Biegi nominowane miały rozstrzygnąć jeszcze kwestie bonusa. Goście zadali potężny cios w pierwszym z nich, wygrywając podwójnie. W gonitwie najlepszych dopełnili dzieła odnosząc remis i tym samym wywalczając w Poznaniu trzy punkty meczowe. Osiągnęli coś, czego chyba nikt się nie spodziewał. Na ten wynik złożyła się kapitalna postawa trójki Australijczyków oraz Daniela Kaczmarka. Każdy z nich zdobył 11 punktów, swoje dołożyli także Damian Dróżdż i Tom Brennan i dlatego goście mogli cieszyć się z tak okazałego zwycięstwa. W ekipie Tomasza Bajerskiego zawiedli głównie Rune Holta, Kacper Gomólski i Robert Chmiel. Gołym okiem widać było brak lidera gospodarzy, Francisa Gustsa.

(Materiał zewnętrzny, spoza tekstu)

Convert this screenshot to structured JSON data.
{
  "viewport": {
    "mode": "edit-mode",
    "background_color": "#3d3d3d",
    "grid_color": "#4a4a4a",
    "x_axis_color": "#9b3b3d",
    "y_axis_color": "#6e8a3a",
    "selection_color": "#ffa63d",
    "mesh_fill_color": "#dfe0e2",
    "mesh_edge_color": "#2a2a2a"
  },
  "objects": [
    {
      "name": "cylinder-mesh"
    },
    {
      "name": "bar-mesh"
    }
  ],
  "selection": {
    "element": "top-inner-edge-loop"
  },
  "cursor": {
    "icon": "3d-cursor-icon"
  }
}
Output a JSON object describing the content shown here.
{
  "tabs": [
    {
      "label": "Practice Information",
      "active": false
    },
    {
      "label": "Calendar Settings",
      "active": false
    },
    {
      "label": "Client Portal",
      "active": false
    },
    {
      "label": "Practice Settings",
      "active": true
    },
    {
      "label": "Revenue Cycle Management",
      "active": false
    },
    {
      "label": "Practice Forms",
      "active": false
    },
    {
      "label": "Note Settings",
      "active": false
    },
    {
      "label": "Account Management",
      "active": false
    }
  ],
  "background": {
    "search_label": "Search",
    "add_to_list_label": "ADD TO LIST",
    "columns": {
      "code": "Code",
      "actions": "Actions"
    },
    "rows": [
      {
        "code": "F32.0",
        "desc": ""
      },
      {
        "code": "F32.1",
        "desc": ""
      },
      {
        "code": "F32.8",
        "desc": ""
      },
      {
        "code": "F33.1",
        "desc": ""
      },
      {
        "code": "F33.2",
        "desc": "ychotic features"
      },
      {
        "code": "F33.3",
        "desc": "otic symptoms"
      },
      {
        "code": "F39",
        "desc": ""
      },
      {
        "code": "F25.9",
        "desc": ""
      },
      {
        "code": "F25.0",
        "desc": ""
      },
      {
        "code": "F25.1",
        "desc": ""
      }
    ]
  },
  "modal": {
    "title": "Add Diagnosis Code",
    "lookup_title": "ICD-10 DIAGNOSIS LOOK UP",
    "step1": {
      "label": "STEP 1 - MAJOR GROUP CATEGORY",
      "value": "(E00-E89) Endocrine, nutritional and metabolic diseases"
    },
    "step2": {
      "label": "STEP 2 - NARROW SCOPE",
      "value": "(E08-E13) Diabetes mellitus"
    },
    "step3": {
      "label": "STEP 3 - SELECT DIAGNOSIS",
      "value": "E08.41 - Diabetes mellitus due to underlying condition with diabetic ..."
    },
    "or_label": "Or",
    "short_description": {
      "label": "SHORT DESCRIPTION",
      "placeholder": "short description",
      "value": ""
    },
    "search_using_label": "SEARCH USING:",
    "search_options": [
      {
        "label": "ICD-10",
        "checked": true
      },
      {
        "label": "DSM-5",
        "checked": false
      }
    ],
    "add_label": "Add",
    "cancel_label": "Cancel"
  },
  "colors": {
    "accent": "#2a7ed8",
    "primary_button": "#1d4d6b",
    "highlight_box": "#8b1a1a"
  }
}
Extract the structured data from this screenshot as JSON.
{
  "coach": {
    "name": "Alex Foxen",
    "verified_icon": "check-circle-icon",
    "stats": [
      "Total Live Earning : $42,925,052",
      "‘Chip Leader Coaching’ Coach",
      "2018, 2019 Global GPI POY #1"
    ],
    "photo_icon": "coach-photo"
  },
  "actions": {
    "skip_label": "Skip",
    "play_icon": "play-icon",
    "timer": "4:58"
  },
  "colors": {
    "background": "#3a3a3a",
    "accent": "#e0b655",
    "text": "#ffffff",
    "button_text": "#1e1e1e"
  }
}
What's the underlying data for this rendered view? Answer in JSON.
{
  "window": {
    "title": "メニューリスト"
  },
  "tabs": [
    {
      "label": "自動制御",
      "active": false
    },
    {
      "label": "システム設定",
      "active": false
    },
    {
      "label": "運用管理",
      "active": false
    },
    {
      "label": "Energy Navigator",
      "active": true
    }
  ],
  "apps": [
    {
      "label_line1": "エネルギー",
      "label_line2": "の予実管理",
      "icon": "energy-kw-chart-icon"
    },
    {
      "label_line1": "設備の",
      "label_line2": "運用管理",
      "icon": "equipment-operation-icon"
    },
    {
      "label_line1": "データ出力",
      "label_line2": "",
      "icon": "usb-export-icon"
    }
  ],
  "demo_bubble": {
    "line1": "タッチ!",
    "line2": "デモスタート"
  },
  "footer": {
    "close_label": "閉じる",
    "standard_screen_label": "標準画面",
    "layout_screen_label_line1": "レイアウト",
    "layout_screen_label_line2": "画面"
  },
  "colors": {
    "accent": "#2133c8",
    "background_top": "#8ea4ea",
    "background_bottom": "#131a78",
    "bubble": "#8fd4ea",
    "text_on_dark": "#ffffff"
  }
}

SpecHouse PSŻ Poznań-Metalika Recycling Kolejarz Rawicz 37:53

Pierwszy mecz 38:51 Bonus:  Kolejarz Rawicz

SpecHouse PSŻ: Kacper Gomólski 3+1  (1,1*,1,0), Rune Holta 5 (2,2,0,0,1), Robert Chmiel 0 (0,d,-), Kevin Fajfer 8 (0,2,3,3,w,0), Jonas Seifert-Salk 13 (3,1,2,1,3,3), Damian Ratajczak 6+1 (3,0,1*,2,0), Olivier Buszkiewicz 2+1 (2*,0)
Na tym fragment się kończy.